Supreme Court rules FUCT brand should be allowed trademark

The Supreme Court ruled that the brand "FUCT" should be allowed a federal trademark in a ruling announced Monday, finding that a federal ban on the registration of "immoral" or "scandalous" trademarks violates the First Amendment. 

Designer Erik Brunetti wanted to register the trademark for his clothing brand, but the Patent and Trademark Office had refused to register the brand's name, citing a provision of the Lanham Act that prohibits registration of trademarks that "consist of or comprise immoral or scandalous matter."

LOS ANGELES, CA - SEPTEMBER 18: A general view at Erik Brunetti's FUCT Book Release Party Presented By RVCA at Chateau Marmont on September 18, 2013 in Los Angeles, California.  Charley Gallay

Brunetti, argued that this part of the trademark law was unconstitutional, and the high court sided with the Los Angeles-based clothier. He founded the streetwear brand in 1990. 

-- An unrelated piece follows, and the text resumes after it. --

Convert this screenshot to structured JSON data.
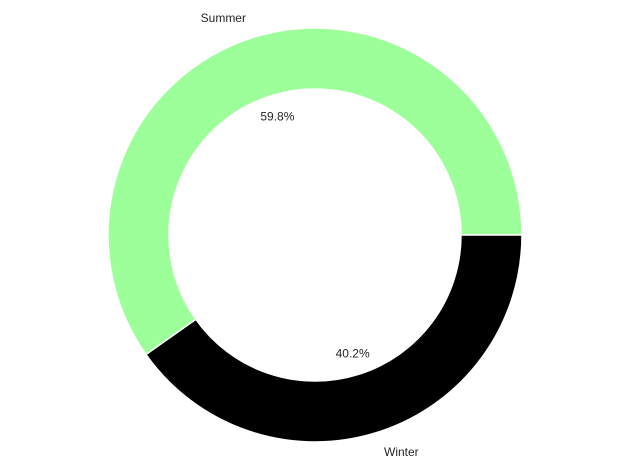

In oral arguments in April the justices sidestepped saying the tongue-in-cheek name aloud. Chief Justice John Roberts described it as the "vulgar word at the heart of the case." Justice Samuel Alito called it "the word your client wants to use." And Justice Stephen Breyer called it "the word at issue."

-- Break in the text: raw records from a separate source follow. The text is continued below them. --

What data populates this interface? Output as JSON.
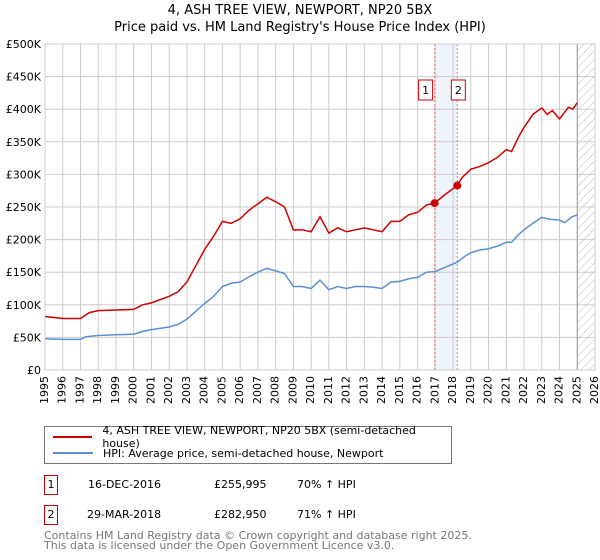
{
  "chart_data": {
    "type": "line",
    "title": "4, ASH TREE VIEW, NEWPORT, NP20 5BX",
    "subtitle": "Price paid vs. HM Land Registry's House Price Index (HPI)",
    "xlim": [
      1995,
      2026
    ],
    "ylim": [
      0,
      500000
    ],
    "x_ticks": [
      "1995",
      "1996",
      "1997",
      "1998",
      "1999",
      "2000",
      "2001",
      "2002",
      "2003",
      "2004",
      "2005",
      "2006",
      "2007",
      "2008",
      "2009",
      "2010",
      "2011",
      "2012",
      "2013",
      "2014",
      "2015",
      "2016",
      "2017",
      "2018",
      "2019",
      "2020",
      "2021",
      "2022",
      "2023",
      "2024",
      "2025",
      "2026"
    ],
    "y_ticks": [
      {
        "v": 0,
        "l": "£0"
      },
      {
        "v": 50000,
        "l": "£50K"
      },
      {
        "v": 100000,
        "l": "£100K"
      },
      {
        "v": 150000,
        "l": "£150K"
      },
      {
        "v": 200000,
        "l": "£200K"
      },
      {
        "v": 250000,
        "l": "£250K"
      },
      {
        "v": 300000,
        "l": "£300K"
      },
      {
        "v": 350000,
        "l": "£350K"
      },
      {
        "v": 400000,
        "l": "£400K"
      },
      {
        "v": 450000,
        "l": "£450K"
      },
      {
        "v": 500000,
        "l": "£500K"
      }
    ],
    "grid": true,
    "series": [
      {
        "name": "4, ASH TREE VIEW, NEWPORT, NP20 5BX (semi-detached house)",
        "color": "#cc0000",
        "points": [
          [
            1995,
            82
          ],
          [
            1996,
            79
          ],
          [
            1997,
            79
          ],
          [
            1997.5,
            88
          ],
          [
            1998,
            91
          ],
          [
            1999,
            92
          ],
          [
            2000,
            93
          ],
          [
            2000.5,
            100
          ],
          [
            2001,
            103
          ],
          [
            2002,
            113
          ],
          [
            2002.5,
            120
          ],
          [
            2003,
            135
          ],
          [
            2003.5,
            160
          ],
          [
            2004,
            185
          ],
          [
            2004.5,
            205
          ],
          [
            2005,
            228
          ],
          [
            2005.5,
            225
          ],
          [
            2006,
            232
          ],
          [
            2006.5,
            245
          ],
          [
            2007,
            255
          ],
          [
            2007.5,
            265
          ],
          [
            2008,
            258
          ],
          [
            2008.5,
            250
          ],
          [
            2009,
            215
          ],
          [
            2009.5,
            215
          ],
          [
            2010,
            212
          ],
          [
            2010.5,
            235
          ],
          [
            2011,
            210
          ],
          [
            2011.5,
            218
          ],
          [
            2012,
            212
          ],
          [
            2012.5,
            215
          ],
          [
            2013,
            218
          ],
          [
            2013.5,
            215
          ],
          [
            2014,
            212
          ],
          [
            2014.5,
            228
          ],
          [
            2015,
            228
          ],
          [
            2015.5,
            238
          ],
          [
            2016,
            242
          ],
          [
            2016.5,
            253
          ],
          [
            2016.96,
            256
          ],
          [
            2017.5,
            268
          ],
          [
            2018.24,
            283
          ],
          [
            2018.5,
            295
          ],
          [
            2019,
            308
          ],
          [
            2019.5,
            312
          ],
          [
            2020,
            318
          ],
          [
            2020.5,
            326
          ],
          [
            2021,
            338
          ],
          [
            2021.3,
            335
          ],
          [
            2021.7,
            358
          ],
          [
            2022,
            372
          ],
          [
            2022.5,
            392
          ],
          [
            2023,
            402
          ],
          [
            2023.3,
            392
          ],
          [
            2023.6,
            398
          ],
          [
            2024,
            385
          ],
          [
            2024.5,
            403
          ],
          [
            2024.75,
            400
          ],
          [
            2025,
            410
          ]
        ]
      },
      {
        "name": "HPI: Average price, semi-detached house, Newport",
        "color": "#5b8fd4",
        "points": [
          [
            1995,
            48
          ],
          [
            1996,
            47
          ],
          [
            1997,
            47
          ],
          [
            1997.3,
            51
          ],
          [
            1998,
            53
          ],
          [
            1999,
            54
          ],
          [
            2000,
            55
          ],
          [
            2000.5,
            59
          ],
          [
            2001,
            62
          ],
          [
            2002,
            66
          ],
          [
            2002.5,
            70
          ],
          [
            2003,
            78
          ],
          [
            2003.5,
            90
          ],
          [
            2004,
            102
          ],
          [
            2004.5,
            113
          ],
          [
            2005,
            128
          ],
          [
            2005.5,
            133
          ],
          [
            2006,
            135
          ],
          [
            2006.5,
            143
          ],
          [
            2007,
            150
          ],
          [
            2007.5,
            156
          ],
          [
            2008,
            152
          ],
          [
            2008.5,
            148
          ],
          [
            2009,
            128
          ],
          [
            2009.5,
            128
          ],
          [
            2010,
            125
          ],
          [
            2010.5,
            138
          ],
          [
            2011,
            123
          ],
          [
            2011.5,
            128
          ],
          [
            2012,
            125
          ],
          [
            2012.5,
            128
          ],
          [
            2013,
            128
          ],
          [
            2013.5,
            127
          ],
          [
            2014,
            125
          ],
          [
            2014.5,
            135
          ],
          [
            2015,
            136
          ],
          [
            2015.5,
            140
          ],
          [
            2016,
            142
          ],
          [
            2016.5,
            150
          ],
          [
            2017,
            151
          ],
          [
            2017.5,
            157
          ],
          [
            2018.2,
            165
          ],
          [
            2018.7,
            175
          ],
          [
            2019,
            180
          ],
          [
            2019.5,
            184
          ],
          [
            2020,
            186
          ],
          [
            2020.5,
            190
          ],
          [
            2021,
            196
          ],
          [
            2021.3,
            196
          ],
          [
            2021.7,
            208
          ],
          [
            2022,
            215
          ],
          [
            2022.5,
            225
          ],
          [
            2023,
            234
          ],
          [
            2023.5,
            231
          ],
          [
            2024,
            230
          ],
          [
            2024.3,
            226
          ],
          [
            2024.7,
            235
          ],
          [
            2025,
            238
          ]
        ]
      }
    ],
    "sales": [
      {
        "label": "1",
        "x": 2016.96,
        "y": 255995
      },
      {
        "label": "2",
        "x": 2018.24,
        "y": 282950
      }
    ],
    "forecast_from": 2025.0
  },
  "transactions": [
    {
      "num": "1",
      "date": "16-DEC-2016",
      "price": "£255,995",
      "hpi": "70% ↑ HPI"
    },
    {
      "num": "2",
      "date": "29-MAR-2018",
      "price": "£282,950",
      "hpi": "71% ↑ HPI"
    }
  ],
  "footer": {
    "line1": "Contains HM Land Registry data © Crown copyright and database right 2025.",
    "line2": "This data is licensed under the Open Government Licence v3.0."
  }
}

In the opinion released on Monday, Justice Elena Kagan went so far as to write that the brand "is pronounced as four letters, once after the other: F-U-C-T."

She added, "But you might read it differently and, if so, you would hardly be alone." She called referred to the brand name as "the equivalent of [the] past participle form of a well-known word of profanity."

Alito, who joined the majority and wrote a short concurrence, seemed to envision a narrower prohibition under which the "particular mark in question" could still be denied. "Our decision does not prevent Congress from adopting a more carefully focused statute that precludes the registration of marks containing vulgar terms that play no real part in the expression of ideas."

Alito added, "Our decision is not based on moral relativism but on the recognition that a law banning speech deemed by government officials to be 'immoral' or 'scandalous' can easily be exploited for illegitimate ends."

Emerson Sykes, staff attorney with the ACLU's Speech, Privacy, and Technology Project, told CBS News that Monday's ruling was a "victory for the First Amendment." The ACLU had filed an amicus brief in the FUCT case arguing that the prohibition against registering trademarks that are deemed too "immoral or scandalous," is based on a viewpoint, and under the First Amendment, the government may not regulate private expression based on viewpoint.

"Government bureaucrats should not be deciding what speech is or is not deserving of trademark protection based on what they consider to be too 'scandalous' and 'immoral.' That is, at its heart, government suppression of speech based on the viewpoint expressed. It is also, as the Supreme Court today reaffirmed, unconstitutional," Sykes added. 

A landing page for the clothing brand as of Monday morning read: "FUCT is free speech. Free speech is FUCT."